State v. Estes

PREWITT, Presiding Judge.

Defendant was tried before a jury and convicted of burglary and of stealing. He was sentenced to five years imprisonment for each offense; the sentences to run consecutively. He contends that the trial court erred in proceeding with the trial and in not excluding certain evidence because the state filed its untimely response to his request for disclosure on the morning of trial. He also contends that the trial court erred in permitting the state to endorse an additional witness that morning. Defendant contends that proceeding to trial at that time was prejudicial to him and denied him the fair trial guaranteed by the Sixth Amendment to the United States Constitution and Article I, Section 18(a) of the Missouri Constitution.

Defendant filed a request for disclosure by the state without court order pursuant to Rule 25.32, now Rule 25.03. The state made its response ten months later on the morning of trial. The state offered and the court admitted eight exhibits, notice of which was first given to defendant in the state’s response to defendant’s request for discovery. They consisted of six photographs of the building broken into and its contents, one photograph of the “cabin” where defendant was living at the time of the break-in and one photograph showing a gas tank. A witness testified that defendant obtained certain tools that he used in the break-in from under the gas tank. Herman Pierce, the sheriff of Ozark County, was listed as a witness in the state’s response and that morning was endorsed as a witness on the information. Sheriff Pierce testified that after receiving a call, he went to the building that defendant was charged with breaking into and found that a door had been pried open and that a safe inside had been “peeled”.

The state should have responded within ten days to defendant’s request. Rule 25.02. However, the question of remedies for nondisclosure lies within the sound discretion of the trial court. State v. Royal, 610 S.W.2d 946, 951 (Mo. banc 1981). It is an abuse of discretion to fail to impose a sanction only where the admittance of the evidence results in a fundamental unfairness to defendant; the notion of fundamental unfairness is to be measured by whether the evidence or the discovery thereof would have affected the result of the trial. Id.

Exclusion of evidence not properly revealed pursuant to a request for disclosure is a matter for the trial court’s discretion and defendant must show that the failure to produce the evidence earlier resulted in fundamental unfairness or prejudice to his substantial rights. State v. Davis, 556 S.W.2d 45, 47-48 (Mo. banc 1977). The trial court also has broad discretion in permitting the endorsement of additional witnesses on an information. State v. Blake, 620 S.W.2d 359, 360 (Mo. banc 1981).

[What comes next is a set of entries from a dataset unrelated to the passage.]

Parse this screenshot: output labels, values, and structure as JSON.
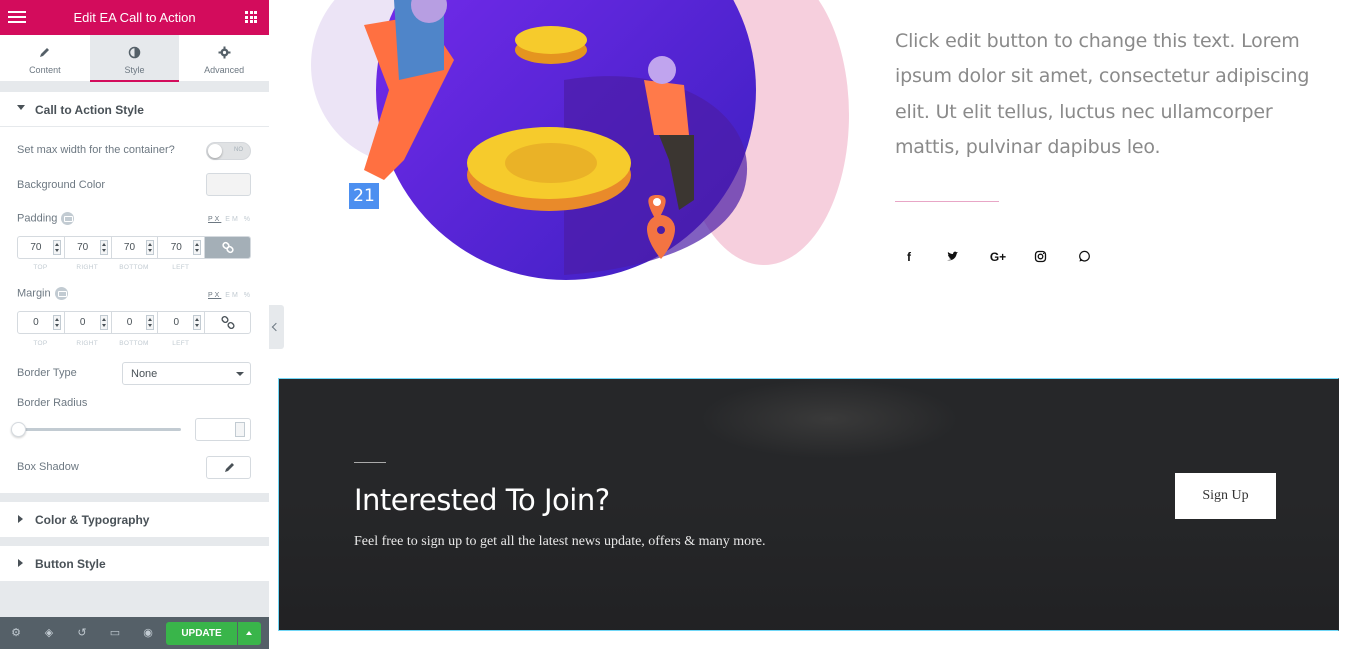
{
  "header": {
    "title": "Edit EA Call to Action"
  },
  "tabs": [
    {
      "label": "Content",
      "icon": "pencil-icon"
    },
    {
      "label": "Style",
      "icon": "contrast-icon",
      "active": true
    },
    {
      "label": "Advanced",
      "icon": "gear-icon"
    }
  ],
  "section_cta_style": {
    "title": "Call to Action Style",
    "max_width_label": "Set max width for the container?",
    "toggle_text": "NO",
    "bg_color_label": "Background Color",
    "padding_label": "Padding",
    "margin_label": "Margin",
    "units": [
      "PX",
      "EM",
      "%"
    ],
    "padding": {
      "top": "70",
      "right": "70",
      "bottom": "70",
      "left": "70"
    },
    "margin": {
      "top": "0",
      "right": "0",
      "bottom": "0",
      "left": "0"
    },
    "dim_labels": [
      "TOP",
      "RIGHT",
      "BOTTOM",
      "LEFT"
    ],
    "border_type_label": "Border Type",
    "border_type_value": "None",
    "border_radius_label": "Border Radius",
    "box_shadow_label": "Box Shadow"
  },
  "section_color": {
    "title": "Color & Typography"
  },
  "section_button": {
    "title": "Button Style"
  },
  "footer": {
    "update_label": "UPDATE"
  },
  "preview": {
    "date_badge": "21",
    "paragraph": "Click edit button to change this text. Lorem ipsum dolor sit amet, consectetur adipiscing elit. Ut elit tellus, luctus nec ullamcorper mattis, pulvinar dapibus leo.",
    "social_icons": [
      "facebook-icon",
      "twitter-icon",
      "google-plus-icon",
      "instagram-icon",
      "whatsapp-icon"
    ],
    "social_glyphs": [
      "f",
      "•",
      "G+",
      "◎",
      "○"
    ]
  },
  "cta": {
    "title": "Interested To Join?",
    "subtitle": "Feel free to sign up to get all the latest news update, offers & many more.",
    "button": "Sign Up"
  },
  "colors": {
    "brand": "#d30c5c",
    "update": "#39b54a",
    "cta_bg": "#262729"
  }
}
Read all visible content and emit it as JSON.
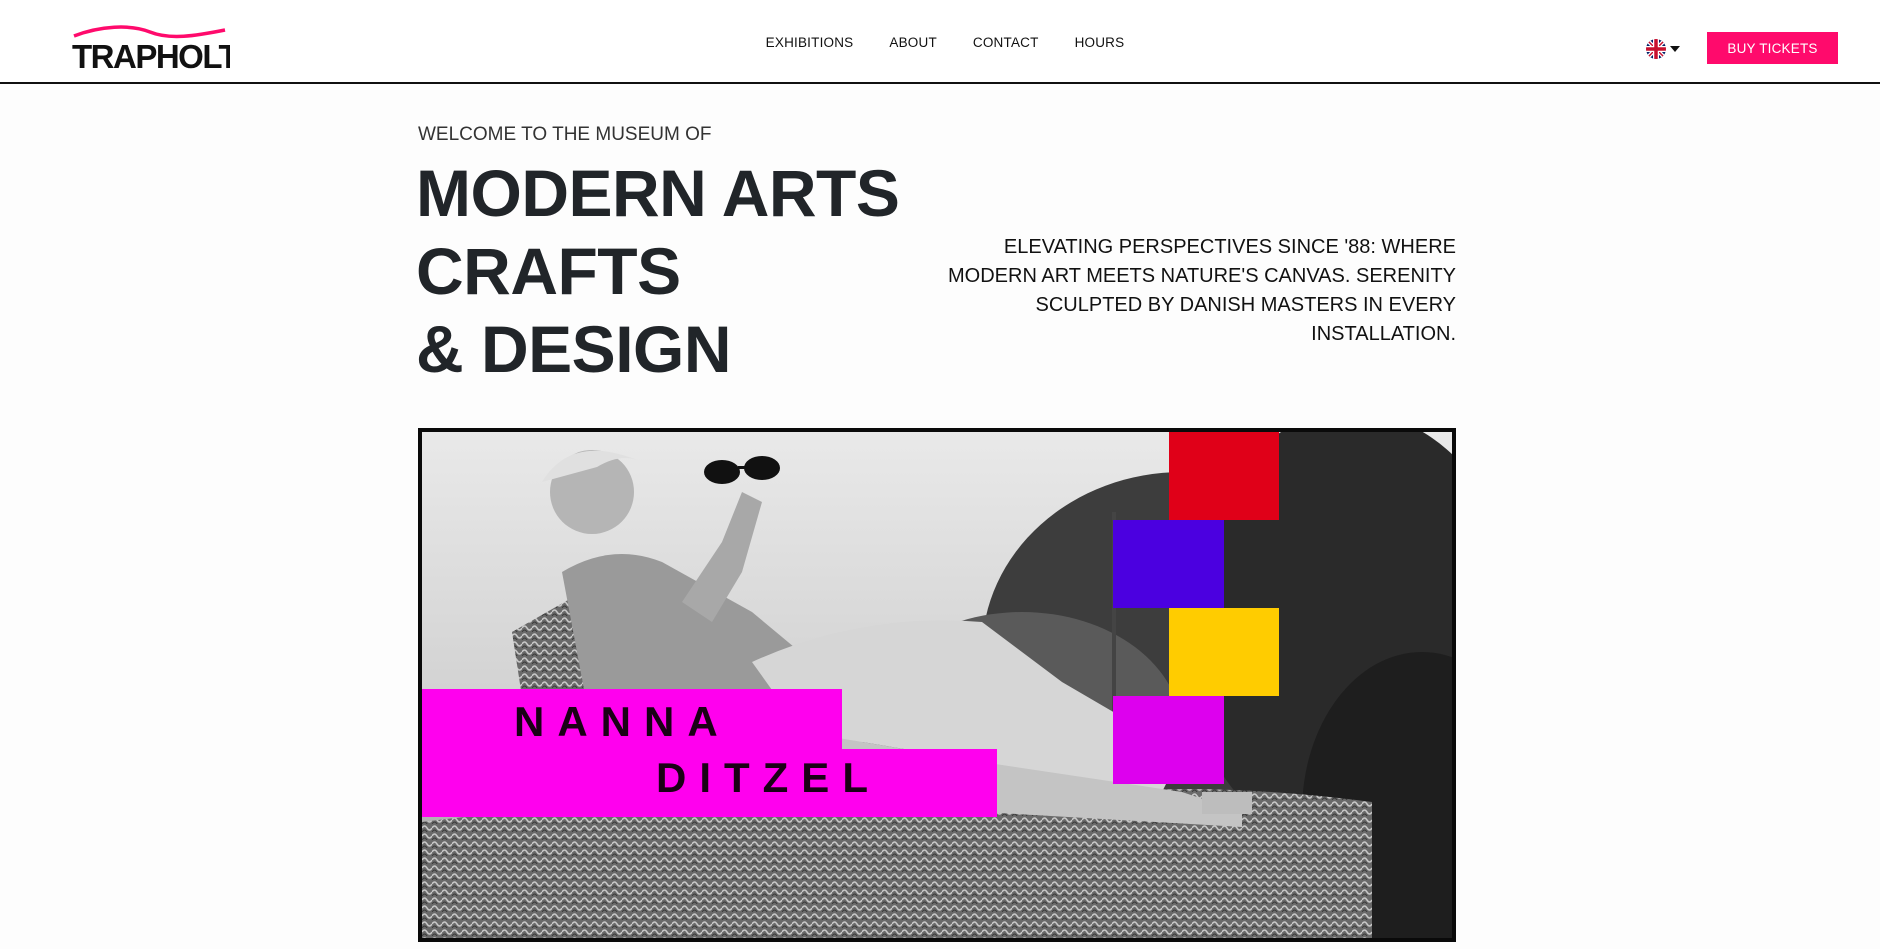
{
  "header": {
    "logo_text": "TRAPHOLT",
    "nav": [
      {
        "label": "EXHIBITIONS"
      },
      {
        "label": "ABOUT"
      },
      {
        "label": "CONTACT"
      },
      {
        "label": "HOURS"
      }
    ],
    "language_icon": "uk-flag-icon",
    "buy_label": "BUY TICKETS"
  },
  "hero": {
    "welcome": "WELCOME TO THE MUSEUM OF",
    "headline": [
      "MODERN ARTS",
      "CRAFTS",
      "& DESIGN"
    ],
    "tagline": "ELEVATING PERSPECTIVES SINCE '88: WHERE MODERN ART MEETS NATURE'S CANVAS. SERENITY SCULPTED BY DANISH MASTERS IN EVERY INSTALLATION."
  },
  "feature": {
    "name_first": "NANNA",
    "name_last": "DITZEL"
  },
  "colors": {
    "accent": "#ff0a6c",
    "magenta": "#ff00ee",
    "red": "#e00018",
    "blue": "#4b00e0",
    "yellow": "#ffcc00",
    "purple": "#dd00ee"
  }
}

Defendant relies primarily upon State v. Blake, supra, and State v. Patterson, 618 S.W.2d 664 (Mo. banc 1981). As we find no fundamental unfairness or prejudice to defendant’s rights here, we do not believe the results of those cases are controlling. Defendant’s counsel was given an opportunity to confer with the sheriff beforehand and there is nothing in the record which indicates any prejudice to defendant, or that the outcome of the trial could have been affected had the defendant known earlier that the sheriff was going to testify.

None of the evidence of which defendant complains in his point relied on directly linked him to the crimes with which he was charged. There was no dispute that the crimes occurred; the principal question for the jury to decide was whether defendant was one of the participants. Evidence that *123he was one of the participants was supplied by testimony not related to the questions raised here. The record does not indicate that any of the photographs were inaccurate representations or otherwise improper or that had defendant seen the photographs earlier he could have made a successful challenge to one or more of them. Defendant has shown no prejudice or fundamental unfairness to him as a result of the state’s late filing of its response to his discovery request, the late endorsement of Sheriff Pierce as a witness, nor the admission of the eight photographic exhibits.

The judgment is affirmed.

MAUS, C. J., and HOGAN and BILLINGS, JJ., concur.